Serrated knives are one of those great kitchen inventions that we give thanks for any time we have to cut into a new loaf of bread or a big, juicy watermelon. The ease with which the sharp, saw-like teeth cut through food rival that of even the sharpest chef's knife. And though you can't mince or dice or chop with a serrated knife, you'd be hard-pressed to find a more useful slicing tool anywhere. Which is why, if you are without, you should add one to your kitchen arsenal immediately. 

But before you go out and buy the first cool-looking knife that tickles your fancy, you should know that not all serrated knives do the job demanded of them. Depending on their design and price point, some serrated knives will actually do more harm than good to the ingredients you're trying to cut. Ever tried to cut a sandwich in half only to have the knife slip and catch and destroy the whole thing? Yeah, that's no fun. So, when you're out shopping, take a good look at a double-serrated knife. 

Though decidedly more expensive, you get what you pay for because double-serrated blades will do the job five times better than a standard one. Designed with efficiency in mind, a double-serrated knife is going to make everything from slicing bread to tomatoes a breeze. 

More teeth increase cutting power

With a double-serrated knife, you get double the amount of sawing power thanks to the addition of more sharp cutting teeth. However, the key here is that the cutting teeth are not all uniform size. Standard serrated knives come either with wide gullies between very few teeth or shallow gullies with many teeth. Tests have shown that the former, wider scalloped knives make for better cutting instruments. So, how does the double-serrated knife with its myriad teeth reconcile this fact? It combines the two for optimal efficiency.

Double-serrated knives come with wide gullies and well-spaced serrations, between which are a series of smaller teeth. This results in two things. First, on primary contact, the smaller teeth grab and maximize the surface area of the cutting space and get past any tricky bits of crust or rind. In doing so, they pave the way for the larger serrations to into the food and provide a smooth, well-controlled cut. No decimated sandwiches with these knives. 

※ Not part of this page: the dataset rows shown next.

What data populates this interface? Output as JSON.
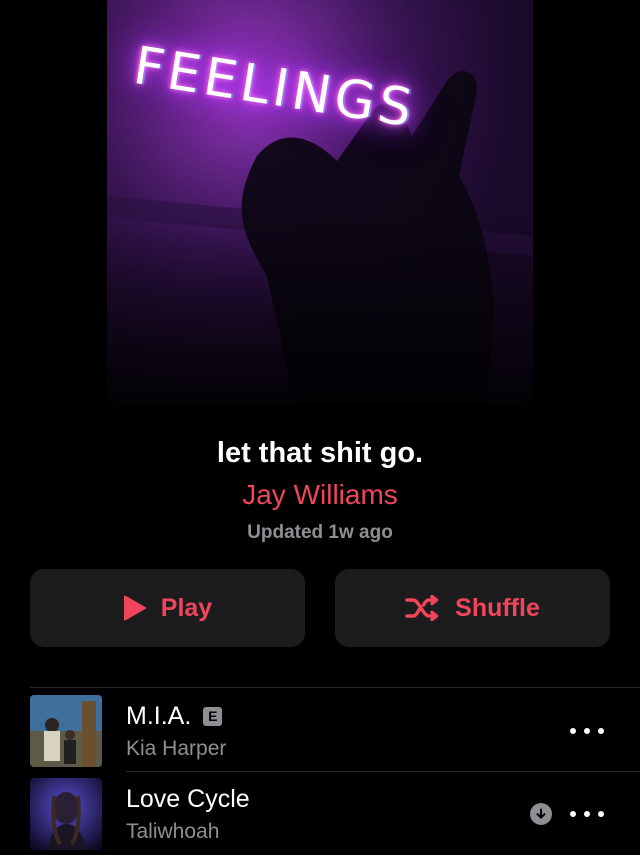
{
  "artwork": {
    "text": "FEELINGS",
    "accent": "#e045ff"
  },
  "playlist": {
    "title": "let that shit go.",
    "curator": "Jay Williams",
    "updated": "Updated 1w ago"
  },
  "actions": {
    "play_label": "Play",
    "shuffle_label": "Shuffle",
    "accent_color": "#f0455a"
  },
  "tracks": [
    {
      "title": "M.I.A.",
      "artist": "Kia Harper",
      "explicit": "E",
      "downloaded": false
    },
    {
      "title": "Love Cycle",
      "artist": "Taliwhoah",
      "downloaded": true
    }
  ]
}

A good double-serrated knife will easily be above $100. If that seems steep, consider the fact that it will more than likely last for least five to six years and still maintain its edge. Compare that cost to the amount you'll spend on bread and vegetables in any given year, and you'll see that the knife pays for itself very quickly. So in reference to the title, it does indeed pay to use a double-serrated knife.